Eliminating emotion. Many investors “stir up” their investments when major events happen, including births, marriages, or deaths. They seem to get a renewed interest in their stocks and/or begin to second-guess the effectiveness of their long-term strategies. A financial professional can help you focus on your long-term objectives and may help you manage being influenced by short-term whims.

Best-Performing Asset Classes

According to Yale University's Crash Confidence Index, only about 27% of investors are confident the stock market will not crash sometime during the next six months.1

But if fear leads investors to avoid the entire investment class, they may limit their potential returns. For example, during the 20-year period ended December 31, 2018, stocks had an average annual return of 7.2%. By comparison, bonds returned 5.5% and cash 1.8% during the same timeframe. During that 20-year stretch, stocks outperformed bonds and cash in 14 years out of 20.2

But the stock market is volatile. Between October 9, 2007 and March 9, 2009, the Standard & Poor’s 500 stock index shed well over half its value. But then the S&P 500 started clawing its way back and ended 2010 within 20% of the October 9, 2007, close.3

If the impulse to be safe keeps investors out of the stock market, it may also keep them from taking advantage of the potential returns the stock market has to offer.

Cash alternatives – the most conservative of the three investment classes – outperformed stocks and bonds only twice during the 20-year period.2

A sound investing strategy considers short-term volatility without losing sight of long-term objectives.

A sound strategy can involve diversifying capital between different classes of investments. That way, under-performance in one type of asset may be offset by the performance of another.

Bear in mind, though, that diversification and asset allocation are approaches to help manage investment risk. They do not eliminate the risk of loss if a security price declines. The asset class that performs best one year may not do so the next. Diversifying your holdings among several different investment types and understanding that asset classes can move in and out of favor may help you manage the risk in your investment portfolio.

Changing Lead

The asset class that performs best one year doesn’t necessarily do so the next.2

Changing Lead
  1. Yale University, 2018
  2. Thomson Reuters, 2019, for the period December 31, 1998 through December 31, 2018. Stocks are represented by the S&P 500 Composite index (total return), an unmanaged index that is generally considered representative of the U.S. stock market. Bonds are represented by the Citigroup Corporate Bond Composite Index, an unmanaged index that is generally considered representative of the U.S. bond market.
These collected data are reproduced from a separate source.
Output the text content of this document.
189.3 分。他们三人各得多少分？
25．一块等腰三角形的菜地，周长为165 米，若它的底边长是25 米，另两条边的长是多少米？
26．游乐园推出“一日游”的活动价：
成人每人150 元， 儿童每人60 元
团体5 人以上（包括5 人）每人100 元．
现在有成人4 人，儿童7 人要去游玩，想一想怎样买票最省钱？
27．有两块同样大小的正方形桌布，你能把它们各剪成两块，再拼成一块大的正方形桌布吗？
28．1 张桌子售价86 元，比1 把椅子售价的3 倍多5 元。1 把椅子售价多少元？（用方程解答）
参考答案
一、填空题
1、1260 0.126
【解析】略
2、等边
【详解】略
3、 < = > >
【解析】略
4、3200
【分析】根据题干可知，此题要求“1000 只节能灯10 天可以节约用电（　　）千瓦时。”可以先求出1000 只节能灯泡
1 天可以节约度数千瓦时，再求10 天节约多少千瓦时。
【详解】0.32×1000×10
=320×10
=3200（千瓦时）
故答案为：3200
Cash is represented by the Citigroup 3-Month Treasury-Bill index, an unmanaged index that is generally considered representative of short-term cash alternatives. U.S. Treasury bills are guaranteed by the federal government as to the timely payment of principal and interest. However, if you sell a Treasury bill prior to maturity, it could be worth more or less that the original price paid. Index performance is not indicative of the past performance of a particular investment. Past performance does not guarantee future results. Individuals cannot invest directly in an index.
  3. Standard & Poor’s Corp, 2019. The high of 1565.15 was recorded on October 9, 2007 and the low of 676.53 was recorded on March 9, 2009. The S&P 500 Composite index (total return) is an unmanaged index that is generally considered representative of the U.S. stock market. Index performance is not indicative of the past performance of a particular investment. Past performance does not guarantee future results. Individuals cannot invest directly in an index.


Investments in securities do not offer a fix rate of return. Principal, yield and/or share price will fluctuate with changes in market conditions and, when sold or redeemed, you may receive more or less than originally invested.  No system or financial planning strategy can guarantee future results.